A Roma, la Galleria Nazionale d’Arte Antica di Palazzo Barberini si presenta, a partire da venerdì 8 ottobre 2021, con i nuovi allestimenti delle Sale del Cinquecento, dalla 12 alla 18. Le sale sono state completamente rinnovate e riallestite con un intervento a cura di Flaminia Gennari Santori con Maurizia Cicconi e Michele Di Monte, che segna la conclusione dei lavori di riqualificazione del piano nobile di Palazzo Barberini, secondo un impianto concettuale cominciato nel 2017 con il riallestimento dell’Ala Sud e continuato con le sale del Seicento nel 2019. “L’intento”, spiega Flaminia Gennari Santori, direttrice delle Gallerie Nazionali d’Arte Antica, “è quello di restituire al pubblico un percorso organico e facilmente leggibile, in una struttura espositiva narrativa che metta in risalto anche la storia del palazzo e delle sue collezioni”. Il rinnovamento delle sale ha interessato le strutture architettoniche, l’impianto di illuminazione, la grafica e gli apparati didattici, con nuovi pannelli esplicativi e didascalie ragionate, oltre alle 42 opere qui conservate, alle quali si aggiunge una serie di prestiti temporanei da collezioni pubbliche e private, e che sono disposte secondo una migliore visibilità che integra e coordina un ordine cronologico-geografico con momenti tematici e approfondimenti monografici.
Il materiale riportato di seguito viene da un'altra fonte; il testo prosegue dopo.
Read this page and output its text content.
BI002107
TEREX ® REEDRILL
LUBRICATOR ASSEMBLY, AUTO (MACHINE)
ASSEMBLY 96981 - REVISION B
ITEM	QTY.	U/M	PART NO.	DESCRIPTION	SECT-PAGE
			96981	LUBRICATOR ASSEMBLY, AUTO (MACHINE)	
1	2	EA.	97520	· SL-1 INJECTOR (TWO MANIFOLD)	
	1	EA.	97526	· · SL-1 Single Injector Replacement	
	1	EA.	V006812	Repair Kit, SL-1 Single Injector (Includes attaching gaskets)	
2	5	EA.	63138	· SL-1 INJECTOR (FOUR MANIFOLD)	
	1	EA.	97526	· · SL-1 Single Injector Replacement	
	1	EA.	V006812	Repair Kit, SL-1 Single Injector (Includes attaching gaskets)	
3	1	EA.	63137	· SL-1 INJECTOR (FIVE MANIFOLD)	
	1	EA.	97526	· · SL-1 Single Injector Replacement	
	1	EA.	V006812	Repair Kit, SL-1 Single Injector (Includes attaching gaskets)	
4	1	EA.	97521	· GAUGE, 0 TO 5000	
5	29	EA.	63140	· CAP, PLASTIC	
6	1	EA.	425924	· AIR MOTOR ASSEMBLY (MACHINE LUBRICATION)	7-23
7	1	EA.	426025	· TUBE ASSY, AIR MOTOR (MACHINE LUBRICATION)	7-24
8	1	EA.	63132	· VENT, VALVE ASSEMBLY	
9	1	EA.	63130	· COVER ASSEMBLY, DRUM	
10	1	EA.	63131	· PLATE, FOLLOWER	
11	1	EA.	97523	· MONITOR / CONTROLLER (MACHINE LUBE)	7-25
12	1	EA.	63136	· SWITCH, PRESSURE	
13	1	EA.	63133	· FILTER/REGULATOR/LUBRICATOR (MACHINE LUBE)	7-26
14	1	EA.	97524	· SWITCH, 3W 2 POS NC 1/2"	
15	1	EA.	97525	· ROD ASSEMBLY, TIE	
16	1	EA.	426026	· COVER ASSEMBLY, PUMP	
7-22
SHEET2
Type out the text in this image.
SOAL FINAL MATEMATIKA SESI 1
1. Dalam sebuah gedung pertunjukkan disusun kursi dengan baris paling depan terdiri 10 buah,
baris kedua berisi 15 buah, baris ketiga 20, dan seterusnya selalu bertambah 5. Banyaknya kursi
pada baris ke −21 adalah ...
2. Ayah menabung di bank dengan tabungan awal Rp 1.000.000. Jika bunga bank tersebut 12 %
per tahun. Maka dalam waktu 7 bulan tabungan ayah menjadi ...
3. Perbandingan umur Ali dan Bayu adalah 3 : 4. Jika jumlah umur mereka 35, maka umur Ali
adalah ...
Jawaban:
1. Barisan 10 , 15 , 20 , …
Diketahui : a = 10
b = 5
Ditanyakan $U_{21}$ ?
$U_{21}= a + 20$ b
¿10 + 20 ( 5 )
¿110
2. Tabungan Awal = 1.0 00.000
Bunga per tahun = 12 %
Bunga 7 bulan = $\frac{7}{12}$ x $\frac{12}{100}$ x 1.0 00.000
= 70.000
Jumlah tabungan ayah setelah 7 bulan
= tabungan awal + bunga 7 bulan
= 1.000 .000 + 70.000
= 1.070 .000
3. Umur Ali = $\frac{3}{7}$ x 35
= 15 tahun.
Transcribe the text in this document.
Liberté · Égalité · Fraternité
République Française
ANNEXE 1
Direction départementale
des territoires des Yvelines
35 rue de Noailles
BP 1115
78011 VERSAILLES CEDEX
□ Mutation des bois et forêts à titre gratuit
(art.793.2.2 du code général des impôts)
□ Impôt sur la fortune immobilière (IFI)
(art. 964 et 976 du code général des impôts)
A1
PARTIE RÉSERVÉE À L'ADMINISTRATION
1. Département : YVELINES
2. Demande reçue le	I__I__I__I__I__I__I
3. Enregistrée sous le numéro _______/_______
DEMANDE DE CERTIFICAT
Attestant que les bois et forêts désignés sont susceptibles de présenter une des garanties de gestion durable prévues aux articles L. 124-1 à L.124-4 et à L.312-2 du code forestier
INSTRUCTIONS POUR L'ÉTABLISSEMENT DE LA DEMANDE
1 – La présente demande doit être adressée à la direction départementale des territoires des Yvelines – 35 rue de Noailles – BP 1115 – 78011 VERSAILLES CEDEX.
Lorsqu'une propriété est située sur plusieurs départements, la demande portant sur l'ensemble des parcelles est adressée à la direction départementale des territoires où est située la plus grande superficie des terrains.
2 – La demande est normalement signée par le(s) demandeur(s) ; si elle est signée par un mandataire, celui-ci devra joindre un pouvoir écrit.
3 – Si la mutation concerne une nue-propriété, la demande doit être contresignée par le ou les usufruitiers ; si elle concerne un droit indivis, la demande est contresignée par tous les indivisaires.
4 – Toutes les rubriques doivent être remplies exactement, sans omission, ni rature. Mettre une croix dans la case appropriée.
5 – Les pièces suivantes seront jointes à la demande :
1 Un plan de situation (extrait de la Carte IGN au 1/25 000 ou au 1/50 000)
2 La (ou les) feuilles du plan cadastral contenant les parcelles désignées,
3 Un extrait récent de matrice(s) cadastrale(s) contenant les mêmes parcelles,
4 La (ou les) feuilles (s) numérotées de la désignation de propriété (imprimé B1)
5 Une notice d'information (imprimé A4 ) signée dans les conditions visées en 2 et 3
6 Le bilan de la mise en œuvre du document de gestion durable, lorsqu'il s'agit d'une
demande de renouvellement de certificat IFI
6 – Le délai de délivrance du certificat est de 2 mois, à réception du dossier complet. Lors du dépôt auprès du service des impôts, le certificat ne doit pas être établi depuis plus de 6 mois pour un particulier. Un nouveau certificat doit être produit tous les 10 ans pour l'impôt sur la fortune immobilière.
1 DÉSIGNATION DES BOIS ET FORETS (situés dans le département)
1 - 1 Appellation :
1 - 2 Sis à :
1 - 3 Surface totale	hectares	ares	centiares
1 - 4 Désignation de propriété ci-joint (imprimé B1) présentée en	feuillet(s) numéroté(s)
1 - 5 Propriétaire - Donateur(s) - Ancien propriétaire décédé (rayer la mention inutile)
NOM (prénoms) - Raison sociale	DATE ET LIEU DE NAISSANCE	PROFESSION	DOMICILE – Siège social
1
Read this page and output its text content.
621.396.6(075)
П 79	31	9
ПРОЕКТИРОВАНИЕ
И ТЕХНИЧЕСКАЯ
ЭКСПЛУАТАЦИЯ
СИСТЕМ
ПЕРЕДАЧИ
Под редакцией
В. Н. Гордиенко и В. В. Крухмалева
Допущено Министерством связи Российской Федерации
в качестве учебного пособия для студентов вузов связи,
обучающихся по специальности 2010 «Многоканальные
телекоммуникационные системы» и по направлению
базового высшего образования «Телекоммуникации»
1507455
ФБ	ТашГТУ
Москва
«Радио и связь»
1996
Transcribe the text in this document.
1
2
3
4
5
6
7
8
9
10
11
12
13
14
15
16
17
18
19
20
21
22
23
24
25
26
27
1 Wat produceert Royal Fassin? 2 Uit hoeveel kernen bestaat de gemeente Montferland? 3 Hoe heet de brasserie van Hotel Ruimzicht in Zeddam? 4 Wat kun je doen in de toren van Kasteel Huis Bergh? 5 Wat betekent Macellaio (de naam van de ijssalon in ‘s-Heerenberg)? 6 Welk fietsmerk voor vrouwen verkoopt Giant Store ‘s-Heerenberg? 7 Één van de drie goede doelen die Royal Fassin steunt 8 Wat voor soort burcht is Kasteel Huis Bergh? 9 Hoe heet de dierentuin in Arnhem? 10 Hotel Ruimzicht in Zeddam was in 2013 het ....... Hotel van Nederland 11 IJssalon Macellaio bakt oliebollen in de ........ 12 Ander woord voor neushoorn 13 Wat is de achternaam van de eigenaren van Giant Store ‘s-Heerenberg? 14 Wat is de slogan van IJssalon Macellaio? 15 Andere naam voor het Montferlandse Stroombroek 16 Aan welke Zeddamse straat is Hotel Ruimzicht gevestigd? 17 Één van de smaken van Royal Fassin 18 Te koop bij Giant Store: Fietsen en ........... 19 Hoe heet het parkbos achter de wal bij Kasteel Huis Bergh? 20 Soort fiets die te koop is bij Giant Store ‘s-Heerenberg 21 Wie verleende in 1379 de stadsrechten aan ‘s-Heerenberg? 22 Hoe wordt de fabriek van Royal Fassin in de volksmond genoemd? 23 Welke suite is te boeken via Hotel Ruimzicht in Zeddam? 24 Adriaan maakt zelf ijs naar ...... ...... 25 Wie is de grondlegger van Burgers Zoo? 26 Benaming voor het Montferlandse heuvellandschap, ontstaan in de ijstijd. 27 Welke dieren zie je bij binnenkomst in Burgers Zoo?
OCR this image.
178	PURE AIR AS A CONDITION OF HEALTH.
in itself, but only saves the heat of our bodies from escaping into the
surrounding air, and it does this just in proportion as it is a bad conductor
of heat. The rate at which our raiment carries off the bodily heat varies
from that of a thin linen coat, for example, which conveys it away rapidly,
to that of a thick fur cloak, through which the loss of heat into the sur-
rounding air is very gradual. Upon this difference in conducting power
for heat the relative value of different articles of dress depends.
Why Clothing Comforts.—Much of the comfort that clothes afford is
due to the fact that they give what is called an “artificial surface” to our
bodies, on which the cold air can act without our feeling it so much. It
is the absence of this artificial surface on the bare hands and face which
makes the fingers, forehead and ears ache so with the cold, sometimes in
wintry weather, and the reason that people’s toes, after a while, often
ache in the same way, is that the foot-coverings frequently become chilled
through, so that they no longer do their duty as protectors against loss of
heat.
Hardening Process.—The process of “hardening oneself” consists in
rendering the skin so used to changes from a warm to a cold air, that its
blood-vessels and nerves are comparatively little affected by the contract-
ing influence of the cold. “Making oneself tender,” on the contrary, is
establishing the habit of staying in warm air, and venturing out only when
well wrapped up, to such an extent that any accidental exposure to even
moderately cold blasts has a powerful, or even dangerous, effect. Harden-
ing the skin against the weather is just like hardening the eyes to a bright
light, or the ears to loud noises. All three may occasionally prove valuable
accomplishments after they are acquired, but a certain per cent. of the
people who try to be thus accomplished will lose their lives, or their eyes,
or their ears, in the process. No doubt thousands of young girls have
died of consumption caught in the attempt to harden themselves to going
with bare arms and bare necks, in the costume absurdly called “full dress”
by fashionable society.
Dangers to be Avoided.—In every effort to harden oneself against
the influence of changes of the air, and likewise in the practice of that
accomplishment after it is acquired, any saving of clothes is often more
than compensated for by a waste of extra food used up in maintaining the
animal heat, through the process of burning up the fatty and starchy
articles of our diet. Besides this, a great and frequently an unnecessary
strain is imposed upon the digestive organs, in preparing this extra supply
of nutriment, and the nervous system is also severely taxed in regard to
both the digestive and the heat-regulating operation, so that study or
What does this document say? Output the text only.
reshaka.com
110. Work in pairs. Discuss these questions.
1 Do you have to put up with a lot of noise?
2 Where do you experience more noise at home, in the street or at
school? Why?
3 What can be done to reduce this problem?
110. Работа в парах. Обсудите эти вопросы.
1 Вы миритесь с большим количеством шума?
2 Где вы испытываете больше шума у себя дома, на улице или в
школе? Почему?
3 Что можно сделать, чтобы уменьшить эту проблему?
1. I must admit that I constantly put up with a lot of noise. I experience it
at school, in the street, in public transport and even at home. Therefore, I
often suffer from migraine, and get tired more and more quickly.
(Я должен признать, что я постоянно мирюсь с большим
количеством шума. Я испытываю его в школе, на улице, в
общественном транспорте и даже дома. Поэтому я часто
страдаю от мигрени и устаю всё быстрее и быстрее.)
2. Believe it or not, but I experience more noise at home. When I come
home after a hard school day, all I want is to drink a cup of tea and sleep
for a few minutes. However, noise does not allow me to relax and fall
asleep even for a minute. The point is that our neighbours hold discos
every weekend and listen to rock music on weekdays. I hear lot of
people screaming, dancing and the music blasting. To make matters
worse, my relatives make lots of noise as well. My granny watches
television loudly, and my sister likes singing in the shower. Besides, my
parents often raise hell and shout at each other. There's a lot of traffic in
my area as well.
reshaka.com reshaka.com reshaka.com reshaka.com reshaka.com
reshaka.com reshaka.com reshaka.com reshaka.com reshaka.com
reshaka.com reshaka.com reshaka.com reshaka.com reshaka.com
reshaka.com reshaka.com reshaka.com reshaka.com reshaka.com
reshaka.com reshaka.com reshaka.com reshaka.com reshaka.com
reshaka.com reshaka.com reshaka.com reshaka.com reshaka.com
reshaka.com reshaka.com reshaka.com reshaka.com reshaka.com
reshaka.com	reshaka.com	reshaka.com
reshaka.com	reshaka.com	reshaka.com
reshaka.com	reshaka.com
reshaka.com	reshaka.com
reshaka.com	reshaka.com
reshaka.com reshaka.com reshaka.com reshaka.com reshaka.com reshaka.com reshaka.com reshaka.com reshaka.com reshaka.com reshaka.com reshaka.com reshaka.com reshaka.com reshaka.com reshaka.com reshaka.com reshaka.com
Per l’occasione, le opere sono state tutte analizzate dal laboratorio di restauro del museo, che ne ha sottoposto alcune a lavori di natura conservativa o di restauro. Il nuovo percorso prevede l’ingresso dall’atrio Bernini dove ad accogliere il visitatore è la monumentale Velata di Antonio Corradini. Scolpita nel 1743 durante il soggiorno romano dell’artista, la Vestale è avvolta in un velo impalpabile, simbolo della pudicizia e della castità richieste per il sacro ruolo di sacerdotessa del fuoco di Vesta, che fa trasparire le forme sottostanti. Nella mano sinistra regge il setaccio che, con l’aiuto della dea, le permise di raccogliere le acque del Tevere, scampando la morte. La prima opera del percorso espositivo è il Galata, scultura romana antica appartenente alla collezione Barberini: una scelta che è stata fatta per sottolineare come il percorso di visita includa anche la storia del Palazzo e dei suoi proprietari. La statua, nel suo attuale aspetto, è in realtà il frutto di un esteso rifacimento, voluto probabilmente dagli stessi Barberini, e condotto su una scultura mutila romana del I secolo d. C., derivata a sua volta da un gruppo monumentale ellenistico databile alla prima metà del II secolo a. C.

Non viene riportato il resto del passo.